The announcement follows months of renewed scrutiny after the 2022 settlement between Andrew and Virginia Giuffre, widely reported as being in the order of magnitude of £12 million ($16 million), though the precise figure was not officially disclosed.
That earlier settlement resolved a civil claim without an admission of liability and intensified public and parliamentary pressure on the crown.
'Witch Hunt' Versus 'Right Decision'
Short on-the-street interviews captured immediate divergence of opinion. In a round of vox-pop clips compiled by international news outlets and wire services, several Londoners used the phrase 'witch hunt' to describe the treatment of Andrew, saying the family drama had been elevated into a moral crusade against one individual.
@yahoouk What do the public think of Andrew being stripped of his titles and evicted from his home by King Charles?
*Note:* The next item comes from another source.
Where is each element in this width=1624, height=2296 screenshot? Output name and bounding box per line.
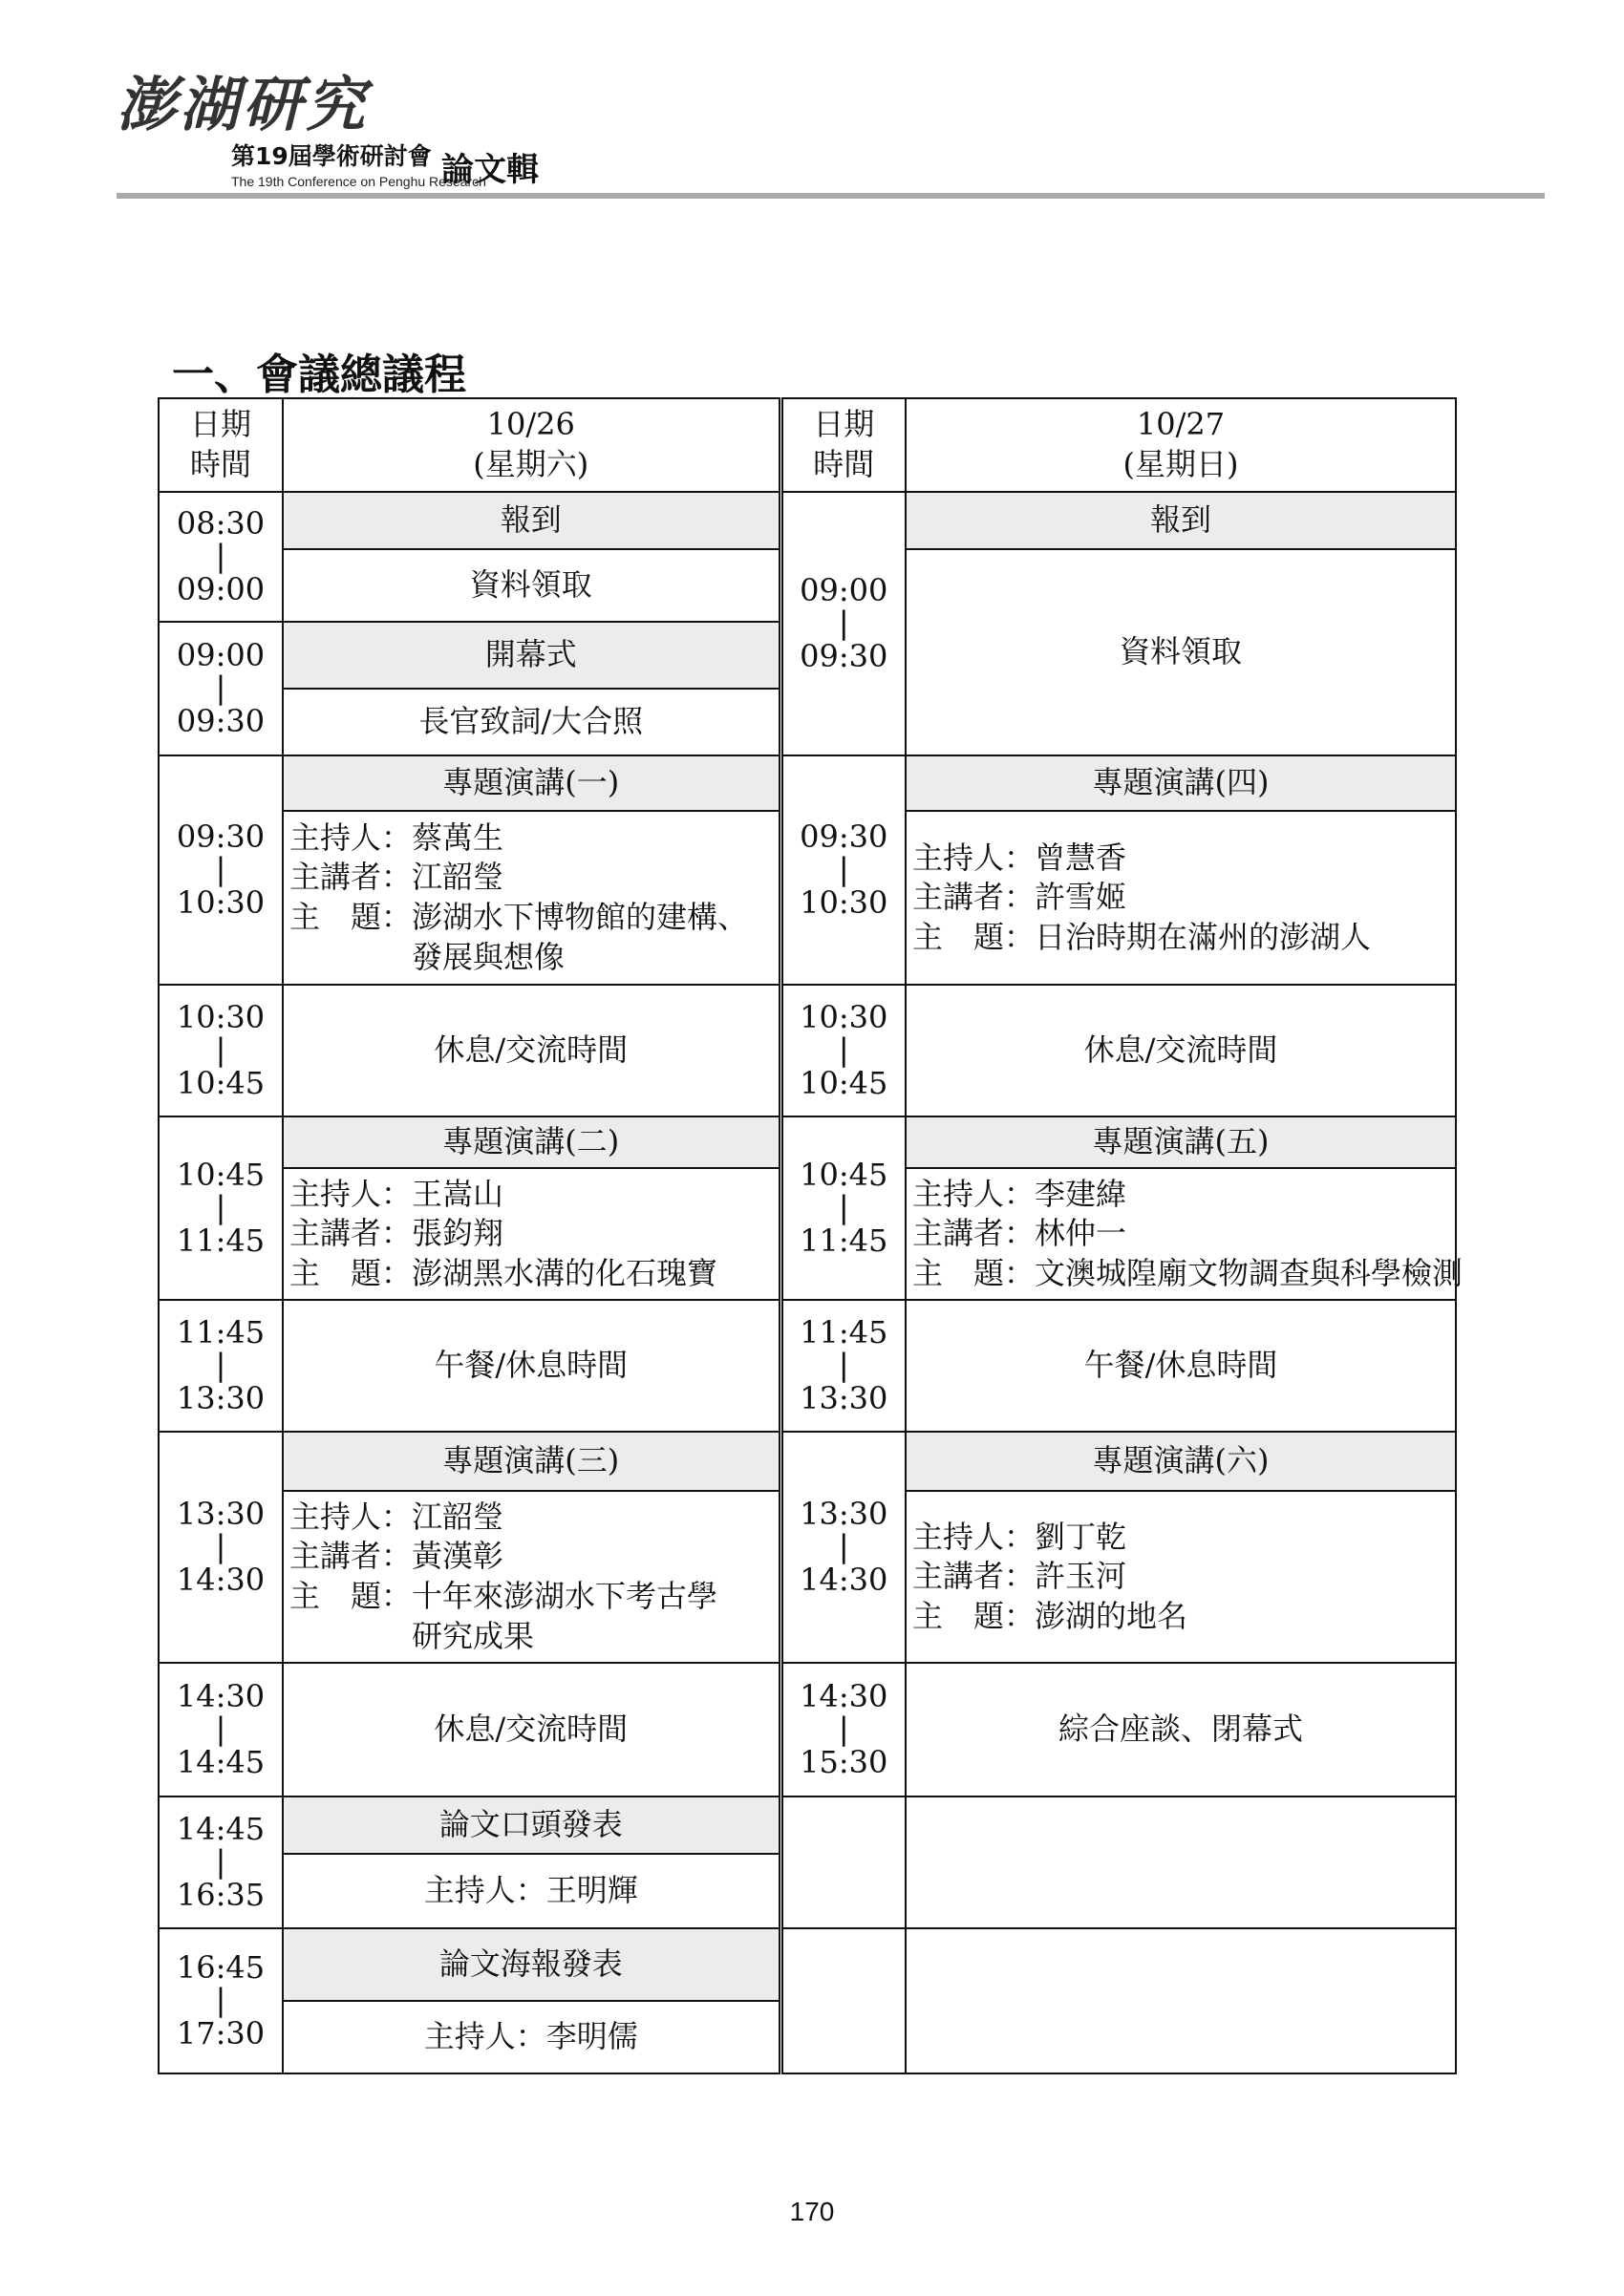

Following mounting pressure surrounding Andrew’s ties to late sex offender Jeffrey Epstein, the King has forced his brother out of his Windsor home and stripped him of his titles. This means that the former prince will no longer be known as “His Royal Highness”, “Duke of York”, “Earl of Inverness” or “Baron Killyleagh”. Andrew, now referred to as Andrew Mountbatten-Windsor, has also had his knighthood revoked and is expected to leave Royal Lodge and be relocated to a private property in the Sandringham Estate. #princeandrew #kingcharles #royals #windsor #sandringham
♬ original sound - Yahoo UK - Yahoo UK
Those exchanges, widely shared as video snippets, show the phrase being used as shorthand for perceived excess in public shaming.
Conversely, other interviewees praised Charles's resolve, arguing that the monarchy must distance itself from any figure whose associations damage the Crown's standing.
Analysts told reports how the King's action was motivated by institutional survival rather than personal enmity, and that the scale of the step underlines how politically unsustainable Andrew's remaining royal role had become.
Media Commentary and The Politics Of Language
Across broadcast and opinion programmes some commentators framed the story in terms of a broader cultural moment: critics of the decision likened the response to a 'witch hunt' or an overreach of what they called 'cancel culture,' while commentators on the other side described it as overdue accountability.

Clips from televised discussion shows and the social-media excerpts that follow them have amplified emotive language, cementing the polarised public narrative.
That rhetorical split matters: when high-profile figures or vox-pop snippets employ charged phrases like 'witch hunt,' they do more than express opinion; they shape legal and political debate.
MPs, campaigners for victims' rights and legal commentators have all weighed in, calling either for transparency about how settlements were funded and for parliamentary mechanisms to remove honours, or warning against hasty judgements before full evidence is aired.
King Charles's action may have resolved a short-term crisis for the institution, but the polarised public response, some calling it reparation, others a 'witch hunt,' shows the monarchy remains deeply entangled with modern Britain's faultlines.